Встречаемся в нужном месте. Руководитель проверяет нашу готовность и уходит восвояси. Он участие в покушении не принимает. Его задача организовать процесс и только.
Что ж, у теоретиков чистые руки — они не убивают. У исполнителей чистая совесть — они исполняют приказ. Разделение труда, специализация — последнее писк террористической моды. Следуя которой ребята из моей группы гибнут сами. И сеют вокруг смерть.
Карета О-ва тронулась. Миша бросился под ноги лошадям с бомбой в руках. Увы, запал не сработал. И вместо пожилого вороватого чиновника на тот свет отправился юный глупый Миша. Круглое копыто упало на его висок и пробило череп. Мгновением над площадью висела гулкая тишина, потом раздались свистки городовых и крики прохожих. Вокруг трупа 20-летнего мальчишки и кареты с плачущим от потрясения возницей собралась толпа. О-в держась за сердце шептал слова молитвы, благодарил Всевышнего за спасение. С просветленным от счастья лицом к нему пробился Вася, закричал в лицо: «Да здравствует, революция!», закашлялся и уронил бомбу себе под ноги. Грянул взрыв. Когда рассеялся дым, на булыжной мостовой лежало пятнадцать мертвых тел. Случайные прохожие, пристав, жандарм, Миша, Вася. Вернее то, что от него осталось. Как парень и мечтал, смерть его была быстрой. Жаль, бессмысленной. О-в остался цел и оказался даже не ранен.

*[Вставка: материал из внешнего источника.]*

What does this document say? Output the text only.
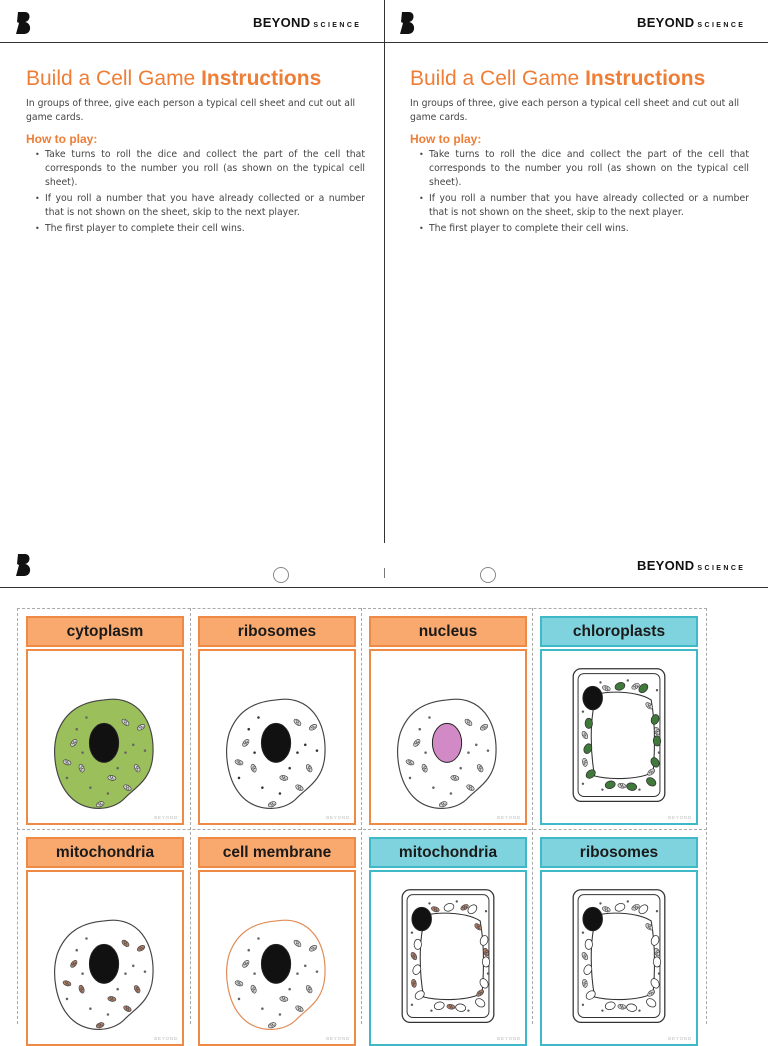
BEYOND SCIENCE
Build a Cell Game Instructions
In groups of three, give each person a typical cell sheet and cut out all game cards.
How to play:
• Take turns to roll the dice and collect the part of the cell that corresponds to the number you roll (as shown on the typical cell sheet).
• If you roll a number that you have already collected or a number that is not shown on the sheet, skip to the next player.
• The first player to complete their cell wins.
BEYOND SCIENCE
Build a Cell Game Instructions
In groups of three, give each person a typical cell sheet and cut out all game cards.
How to play:
• Take turns to roll the dice and collect the part of the cell that corresponds to the number you roll (as shown on the typical cell sheet).
• If you roll a number that you have already collected or a number that is not shown on the sheet, skip to the next player.
• The first player to complete their cell wins.
BEYOND SCIENCE
cytoplasm
BEYOND
ribosomes
BEYOND
nucleus
BEYOND
chloroplasts
BEYOND
mitochondria
BEYOND
cell membrane
BEYOND
mitochondria
BEYOND
ribosomes
BEYOND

В то краткое мгновение, когда Михаил уже погиб, а Василий только готовился провозгласить славу революции, Алексей, аккуратно положил свой снаряд на тротуар и медленно двинулся вглубь улицы. Через несколько минут он ускорил шаг, затем побежал и громко, надрывно, с какой-то истеричной дикостью, засмеялся. Похоже, парень тронулся умом. Увиденное располагало к тому. Мишина проломленная голова, Васино ошеломленное в преддверии смерти лицо — потрясли бы кого угодно. Больше я Алексея никогда не видел.

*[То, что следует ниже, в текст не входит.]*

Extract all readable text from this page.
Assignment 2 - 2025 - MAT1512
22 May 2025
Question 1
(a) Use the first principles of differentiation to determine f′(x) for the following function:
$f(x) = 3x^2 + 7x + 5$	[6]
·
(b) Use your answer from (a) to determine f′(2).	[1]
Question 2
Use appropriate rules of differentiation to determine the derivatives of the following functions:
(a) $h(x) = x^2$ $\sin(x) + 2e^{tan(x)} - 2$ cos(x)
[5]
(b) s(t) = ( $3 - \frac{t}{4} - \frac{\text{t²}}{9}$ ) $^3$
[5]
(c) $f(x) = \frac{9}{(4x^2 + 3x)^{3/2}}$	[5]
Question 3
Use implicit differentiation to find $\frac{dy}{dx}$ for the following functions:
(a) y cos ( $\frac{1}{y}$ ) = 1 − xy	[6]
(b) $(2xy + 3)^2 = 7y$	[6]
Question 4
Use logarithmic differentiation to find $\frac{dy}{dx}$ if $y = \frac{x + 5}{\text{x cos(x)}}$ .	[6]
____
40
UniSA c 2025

Свой снаряд я вернул Марии. Разряжая заряд, она по неосторожности разбила стеклянную капсулу. От взрыва погибла хозяйкина кухарка и сама Мария.
Мы с Руководителем спешным порядком бежим из города. В поезде говорят только о покушении. Кто восторгаются мужеством террористов, кто жалеет убитых, кто ругает власть. Я пью водку, гляжу в окно, матерюсь беззвучно. Сволочи, гады, ублюдки. Сколько людей загубили. Креста на них нет…»

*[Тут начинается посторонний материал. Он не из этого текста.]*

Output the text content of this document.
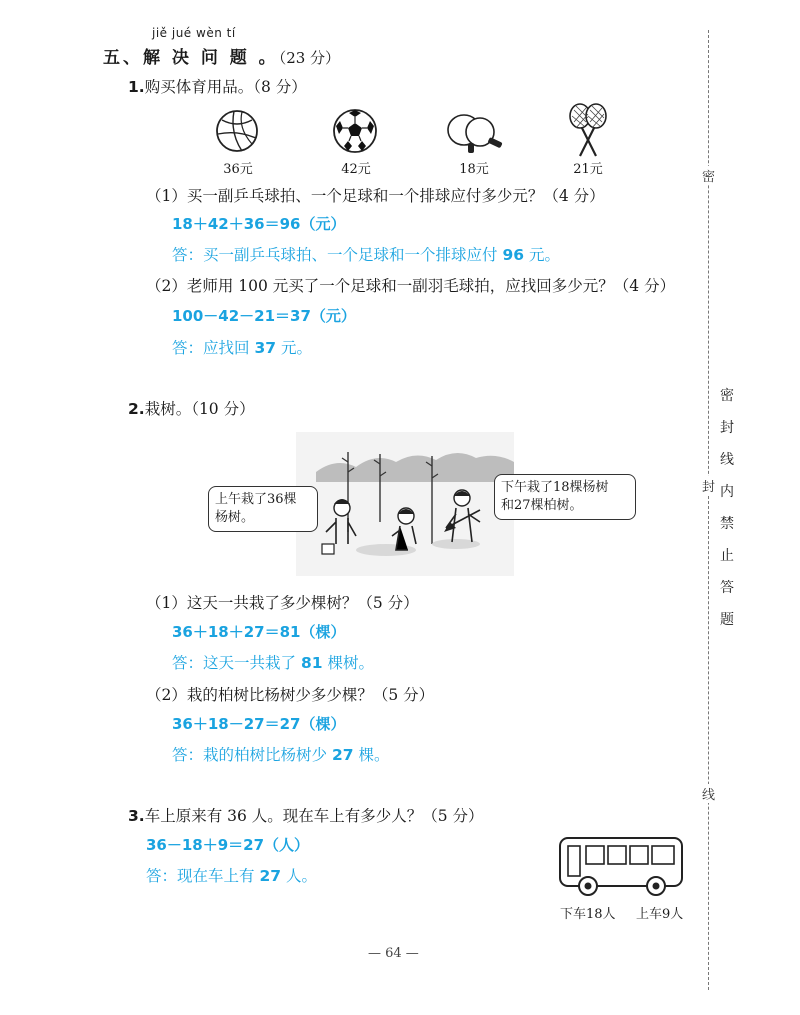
jiě jué wèn tí
五、解 决 问 题 。（23 分）
1.购买体育用品。（8 分）
36元	42元	18元	21元
（1）买一副乒乓球拍、一个足球和一个排球应付多少元？（4 分）
18＋42＋36＝96（元）
答：买一副乒乓球拍、一个足球和一个排球应付 96 元。
（2）老师用 100 元买了一个足球和一副羽毛球拍，应找回多少元？（4 分）
100－42－21＝37（元）
答：应找回 37 元。
2.栽树。（10 分）
上午栽了36棵
杨树。
下午栽了18棵杨树
和27棵柏树。
（1）这天一共栽了多少棵树？（5 分）
36＋18＋27＝81（棵）
答：这天一共栽了 81 棵树。
（2）栽的柏树比杨树少多少棵？（5 分）
36＋18－27＝27（棵）
答：栽的柏树比杨树少 27 棵。
3.车上原来有 36 人。现在车上有多少人？（5 分）
36－18＋9＝27（人）
答：现在车上有 27 人。
下车18人 上车9人
— 64 —
密
封
线
密
封
线
内
禁
止
答
题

…— Петенька, — сказала Надин серьезно, — попомни мое слово, быть тебе писателем. Не статья — чудо. Я в восторге.
— Спасибо, на добром слове, — кивнул Травкин.
— Представляю, что делается в ЦК. Переполошились, небось, думают, кто сдает газетчикам информацию.
— Вас не заподозрят?
— Нет, — отмахнулась Надин. — Моя преданность партии никогда не подвергалась сомнению. Единственно, в чем меня упрекали — это дружба с Люборецким. Но сим грешат, многие революционеры.
— Кстати, как там Оля?
— Нормально. Революцией, кажется, переболела. Теперь хочет осенью в Москву ехать, устраиваться в театр. Еще замуж собралась, глупая девчонка.
— В семнадцать все ищут себя, — напомнил Петр. — От этого никуда не деться.
— Пусть ищет на здоровье, лишь бы была жива и здорова.
— Забыл вам рассказать, — встрепенулся Травкин. — Я снова написал Феде Прядову от имени следователя, рассказал в общих чертах, чем занимается его пассия. Даже предложил устроить встречу. К моему удивлению, парень отказался и довольно категорично. Так что, Федю тоже можно считать излечившимся от революции.
— Значит, две души мы уже спасли, — Надин довольно улыбнулась.
— Три, — исправил Петр и смущенно покраснел.
— То есть?
— Помните, — начал Травкин, — я говорил об одной барышне. Тане…
— Да. Ты еще фамилию ее не знал.
— Теперь знаю. Ее фамилия Травкина. Татьяна Травкина.
Надин всплеснула руками:
— Ты женился? И скрываешь, негодник? Ну ка выкладывай, немедленно.
Раз в месяц кружковцы устраивали вечеринку. Собирали в складчину стол, танцевали. Польки сменяли вальсы. На вертящемся табурете у фортепиано чередовались музыканты. Травкин сидел в углу, с завистью смотрел, как ловкие пальцы перебегают по черно-белым клавишам, грустил. Нет, тосковал отчаянно. Среди ребят и особенно девушек из «приличных» семей он — сын рабочего — во всем видел пренебрежение, насмешку, снисхождение к своей простоте и невоспитанности. Сегодня, Петр ощущал себя особенно не в своей тарелке.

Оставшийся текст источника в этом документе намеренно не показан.